J’ai toujours détesté les westerns, mais cela n’empêchait pas ma mère de me mettre rituellement en vacances chez l’oncle Paul, tous les ans, en août. Histoire de se débarrasser de moi. Histoire aussi, sans doute, de faire tout ce qu’elle ne pouvait pas faire sous mes yeux, boire, recevoir des hommes, se mitonner des repas gargantuesques après lesquels, j’en étais sûr, elle s’endormait à même la table en ronflant tout ce qu’elle pouvait.
Donc, tous les mois d’août, comme une malédiction récurrente, je débarquais chez l’Oncle Paul avec mon sac de couchage, mes vêtements propres, mon envie de fuguer. Et quand je dis « je débarquais », ce n’est même pas une métaphore. Ainsi que chaque année, ma mère m’avait déposé sur le trottoir devant sa maison, m’avait collé un baiser rapide sur le front, avait démarré sans même entrer chez son frère qu’elle craignait, je crois. Et moi, je me retrouvais à sonner chez le vieil ours qui, ouvrant la porte tout en gardant son oeil rivé sur son écran, prenait à peine le temps de me regarder et retournait s’asseoir sans dire un mot, sans même me proposer de boire un verre de jus d’oranges.
Je connaissais la musique. Après un moment d’hésitation, j’entrais toujours, aussitôt du moins que mes narines s’étaient habituées aux effluves qui peuvent traîner dans une maison où vit un vieil homme seul avec lequel, apparemment, personne n’avait jamais vu une femme, un homme, peu m’importait. Au fond du couloir, à l’étage, je retrouvais ma chambre, exactement telle que je l’avais laissé en partant le dernier jour du mois d’août de l’an passé. Je jetais mes affaires dans un coin, je sautais sur le matelas qui était presque mon seul ami, je croisais mes mains derrière ma tête. Il me fallait toujours encore un peu de temps pour reprendre mon souffle, tellement j’étais en colère contre ma mère, mon oncle, le monde entier. Et puis, quand j’avais repris le contrôle de moi-même, je me tournais vers la bibliothèque, pour m’assurer qu’elle n’avait pas changé. Elle n’avait pas changé.
Sur ses rayonnages prêts à s’effondrer, les livres étaient toujours les mêmes, de vieux albums de bandes dessinées américains aux couleurs criardes, bruyantes, qui ne parlaient que de cows-boys, d’indiens, de cavaleries : des westerns encore…
Je soupirais. J’en connaissais les titres, que l’on voyait dessus les couvertures, sur leurs tranches fines, par coeur : « Revenge comes late », « Trio Grande », « Return of the Killers », « The Sheriff’s Birthday Party », et tant d’autres que j’en avais la nausée. Evidemment, je n’en ai jamais ouvert un, mais celui-là, « Revenge comes late », me plaisait bien. Du moins le titre me plaisait bien. Parce que même si j’étais bon dernier dans ma classe d’Anglais, j’avais compris le message, je me le retournais des heures dedans ma tête. La revanche tarde toujours, la revanche tarde toujours.
Elle ne tarderait plus, je le sentais. Le temps passait, et les années, et j’en avais assez de cette bicoque, de cette mère perdue dans sa folie, son alcoolisme de salon, de cet oncle à moitié idiot affalé devant son écran tel une chenille morte. Ma revanche arrivait. Je n’allais pas rester un mois de plus dans cet endroit, à supporter les bandes sons pleines de bruits de carabines, de youyous des indiens, que j’entendais quoi que je fasse. Je le savais, ma décision venait d’être prise, et déjà ma cervelle turbinait, à tricoter le scénario de ma vengeance.

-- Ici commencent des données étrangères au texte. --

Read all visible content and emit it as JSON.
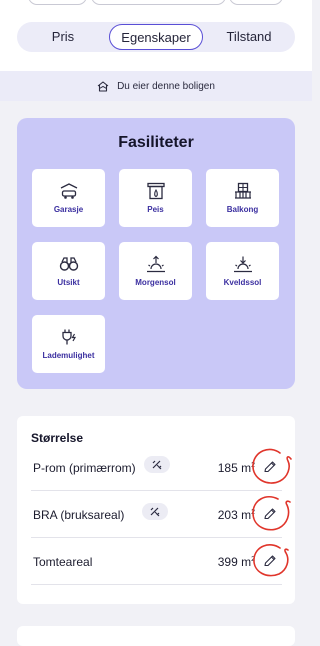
{
  "tabs": [
    {
      "label": "Pris",
      "active": false
    },
    {
      "label": "Egenskaper",
      "active": true
    },
    {
      "label": "Tilstand",
      "active": false
    }
  ],
  "banner": {
    "text": "Du eier denne boligen",
    "icon": "home-icon"
  },
  "facilities": {
    "title": "Fasiliteter",
    "items": [
      {
        "label": "Garasje",
        "icon": "garage-icon"
      },
      {
        "label": "Peis",
        "icon": "fireplace-icon"
      },
      {
        "label": "Balkong",
        "icon": "balcony-icon"
      },
      {
        "label": "Utsikt",
        "icon": "binoculars-icon"
      },
      {
        "label": "Morgensol",
        "icon": "sunrise-icon"
      },
      {
        "label": "Kveldssol",
        "icon": "sunset-icon"
      },
      {
        "label": "Lademulighet",
        "icon": "ev-charger-icon"
      }
    ]
  },
  "size": {
    "title": "Størrelse",
    "rows": [
      {
        "label": "P-rom (primærrom)",
        "value": "185 m",
        "unit_sup": "2",
        "has_badge": true
      },
      {
        "label": "BRA (bruksareal)",
        "value": "203 m",
        "unit_sup": "2",
        "has_badge": true
      },
      {
        "label": "Tomteareal",
        "value": "399 m",
        "unit_sup": "2",
        "has_badge": false
      }
    ]
  },
  "colors": {
    "accent": "#5a4fd6",
    "facilities_bg": "#c9c8f7",
    "annotation": "#e0352b"
  }
}
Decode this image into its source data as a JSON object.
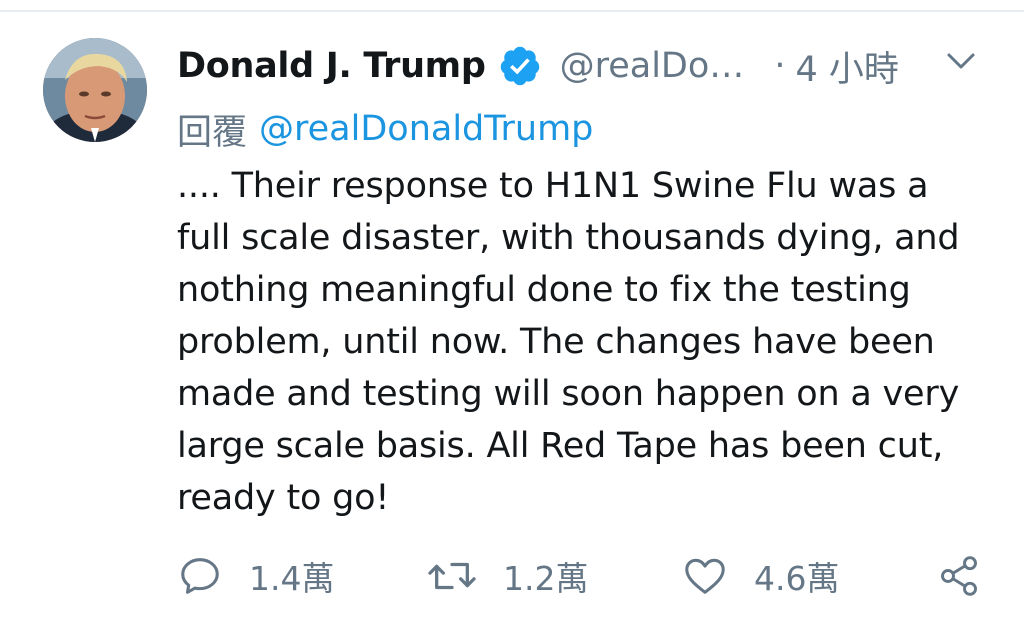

Alternative 1 : En attendant, je décidais, pour une fois, une seule fois dans ma vie, d’ouvrir une bande dessinée, et tendis ma main vers la bibliothèque.

Alternative 2 : C’est là que je pris conscience du silence qui s’était installé dans la maison. Pour la première fois depuis que j’y venais, les indiens, les troupeaux, la cavalerie ne faisaient plus de bruit.

Alternative 3 : L’illumination ne tarda pas à arriver : c’était si simple que je n’y avais pas pensé auparavant.

Les nuits sont des jours comme les autres (1)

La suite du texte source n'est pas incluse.